Christina Aus der Au et Laure-Christine Grandjean.
Laure-Christine Grandjean
Chancelière et responsable de la communication, diocèse de Lausanne, Genève et Fribourg
Je prie, tu pries, il prie, elle prie, nous prions. Force est de constater que le commun des mortels (voire la mortelle des «fausses» communes) prie. Il le cachera sûrement aux autres, pour ne pas être qualifié de bigot, de superstitieux ou que sais-je. L’autre jour, une amie en peine m’envoie un texto: «J’ai adressé une prière à l’univers.» Tandis qu’un autre copain, agnostique, me lance, une lumière dans les yeux: «Tu vas à Paris, tu passes à Montmartre? Tu mettras une bougie pour moi.»
Alors on met des bougies. On ajoute une petite flamme à la litanie des autres petites flammes qui s’élèvent, portant plus haut les vœux d’une pléthore d’illustres inconnus. Et qui sait, parmi ces flammes, l’une m’est-elle peut-être destinée? On craque l’allumette en pensant à l’autre, en lui souhaitant tout le bien, en demandant un petit coup de pouce de là-haut.
Oui, les bougies invitent à la prière. Elles en sont même l’allégorie, si l’on en croit l’auteur Christian Bobin: «Elles perdent tout leur sang. Elles dépensent toute leur mèche. Elles ne gardent rien pour elles, elles donnent ce qu’elles sont, et ce don passe en lumière.»
Et pour paraphraser encore Bobin: prier, c’est prendre le temps de s’éloigner de soi pour rejoindre les autres.
Alors: éloignons-nous un peu de nous-mêmes. Et ne cessons pas de prier (1 Thessaloniciens 5:17). Car pour tout chrétien, prier, c’est se tourner vers Dieu, ce qui le décentre de lui-même et le tourne aussi vers les autres, puisque Dieu les aime.
Christina Aus der Au
Théologienne protestante et philosophe, directrice du Centre de développement de l’Eglise à l’Université de Zurich et nouvelle présidente du Conseil synodal thurgovien
«Demandez et vous recevrez», énonce un passage de l’Evangile. J’ai souvent du mal avec ça. Quand des amis m’informent d’un exaucement de prière pour une place d’apprentissage ou pour le beau temps lors d’une manifestation paroissiale, je préférerais envoyer ce Dieu-là en Ukraine. Ou en Afghanistan. Car là-bas aussi, des gens prient. Pour le pain, pour la paix, pour la liberté. Et ils meurent quand même.
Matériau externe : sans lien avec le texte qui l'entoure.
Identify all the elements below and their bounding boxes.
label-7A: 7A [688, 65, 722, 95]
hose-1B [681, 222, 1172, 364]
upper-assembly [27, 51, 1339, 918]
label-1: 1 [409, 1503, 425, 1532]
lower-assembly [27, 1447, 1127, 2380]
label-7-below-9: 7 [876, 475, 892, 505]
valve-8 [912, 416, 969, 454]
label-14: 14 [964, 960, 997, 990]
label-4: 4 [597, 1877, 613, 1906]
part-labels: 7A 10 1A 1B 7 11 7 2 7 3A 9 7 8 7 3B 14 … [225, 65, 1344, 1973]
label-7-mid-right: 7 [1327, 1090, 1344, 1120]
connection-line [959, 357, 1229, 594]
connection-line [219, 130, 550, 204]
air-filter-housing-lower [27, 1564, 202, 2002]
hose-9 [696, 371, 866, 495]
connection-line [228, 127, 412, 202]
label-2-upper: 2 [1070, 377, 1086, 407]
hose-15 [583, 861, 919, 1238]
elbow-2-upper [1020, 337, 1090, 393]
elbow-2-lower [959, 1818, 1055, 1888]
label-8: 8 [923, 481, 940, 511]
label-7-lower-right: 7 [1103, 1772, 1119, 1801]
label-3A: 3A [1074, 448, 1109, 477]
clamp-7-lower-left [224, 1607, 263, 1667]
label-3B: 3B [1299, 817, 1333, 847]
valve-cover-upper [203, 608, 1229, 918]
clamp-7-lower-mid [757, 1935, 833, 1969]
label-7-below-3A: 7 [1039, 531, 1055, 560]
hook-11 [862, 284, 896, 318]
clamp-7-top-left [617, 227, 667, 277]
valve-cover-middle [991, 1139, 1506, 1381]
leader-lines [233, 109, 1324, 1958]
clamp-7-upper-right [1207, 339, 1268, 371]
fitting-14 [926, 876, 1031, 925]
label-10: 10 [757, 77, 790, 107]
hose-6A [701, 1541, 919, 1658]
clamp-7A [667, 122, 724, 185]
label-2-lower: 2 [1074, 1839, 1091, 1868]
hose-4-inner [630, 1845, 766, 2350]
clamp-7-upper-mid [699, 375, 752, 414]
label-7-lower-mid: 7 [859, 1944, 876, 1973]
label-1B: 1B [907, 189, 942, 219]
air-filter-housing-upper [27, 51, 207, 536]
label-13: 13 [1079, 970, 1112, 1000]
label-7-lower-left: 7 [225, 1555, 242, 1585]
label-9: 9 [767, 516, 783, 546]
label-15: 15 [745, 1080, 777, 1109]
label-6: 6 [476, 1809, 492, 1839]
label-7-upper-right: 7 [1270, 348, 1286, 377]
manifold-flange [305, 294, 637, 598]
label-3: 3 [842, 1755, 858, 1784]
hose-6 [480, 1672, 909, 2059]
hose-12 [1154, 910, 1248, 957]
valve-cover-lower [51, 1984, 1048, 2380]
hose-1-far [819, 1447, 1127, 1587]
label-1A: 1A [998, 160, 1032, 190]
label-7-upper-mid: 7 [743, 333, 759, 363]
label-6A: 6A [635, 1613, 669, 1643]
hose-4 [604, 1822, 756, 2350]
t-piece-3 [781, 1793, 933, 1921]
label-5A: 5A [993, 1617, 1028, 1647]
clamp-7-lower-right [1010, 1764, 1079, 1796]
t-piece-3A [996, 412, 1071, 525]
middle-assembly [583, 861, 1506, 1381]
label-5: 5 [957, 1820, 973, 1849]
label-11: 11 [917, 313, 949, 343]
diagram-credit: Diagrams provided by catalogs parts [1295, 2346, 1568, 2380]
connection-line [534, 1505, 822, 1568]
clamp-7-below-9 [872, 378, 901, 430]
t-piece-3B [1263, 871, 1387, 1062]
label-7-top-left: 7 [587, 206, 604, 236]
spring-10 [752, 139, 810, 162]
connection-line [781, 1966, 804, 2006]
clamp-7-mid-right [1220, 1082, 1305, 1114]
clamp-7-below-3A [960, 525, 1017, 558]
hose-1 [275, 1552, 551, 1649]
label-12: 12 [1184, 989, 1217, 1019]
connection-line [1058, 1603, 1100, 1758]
Pour moi, la prière est une quête permanente. Lorsque j’étais petite, mon père possédait une radio à ondes courtes qui captait le monde entier. Une fois que nous étions au lit, il restait au salon, cherchant à capter un émetteur international. Cela grésillait et sifflait souvent longtemps jusqu’à ce qu’on entende une voix ou une musique d’abord hachée puis toujours plus limpide. Chez moi, cela grésille et siffle souvent aussi. Je ne sais plus du tout ce qui est primordial. Alors, se taire, appuyer sur le bouton intérieur. Et écouter. Dieu, où es-tu? Parfois je trouve l’émetteur. Ou il me trouve. Que ton règne arrive. Que ta volonté soit faite. Dieu, tu me soutiens. Tu me donnes une assise. Et tu portes le monde. Même là où il y a de la détresse.
Lorsque nous prions ensemble, à haute voix, côte à côte, à l’église et dans le monde entier, non seulement cela donne la chair de poule mais cela dégage une force qui nous porte et nous mobilise tous ensemble. Alors nous nous levons et nous nous engageons. Pour le pain, pour la paix, pour la liberté. Pour notre prochain. Parce que nous avons repris pied.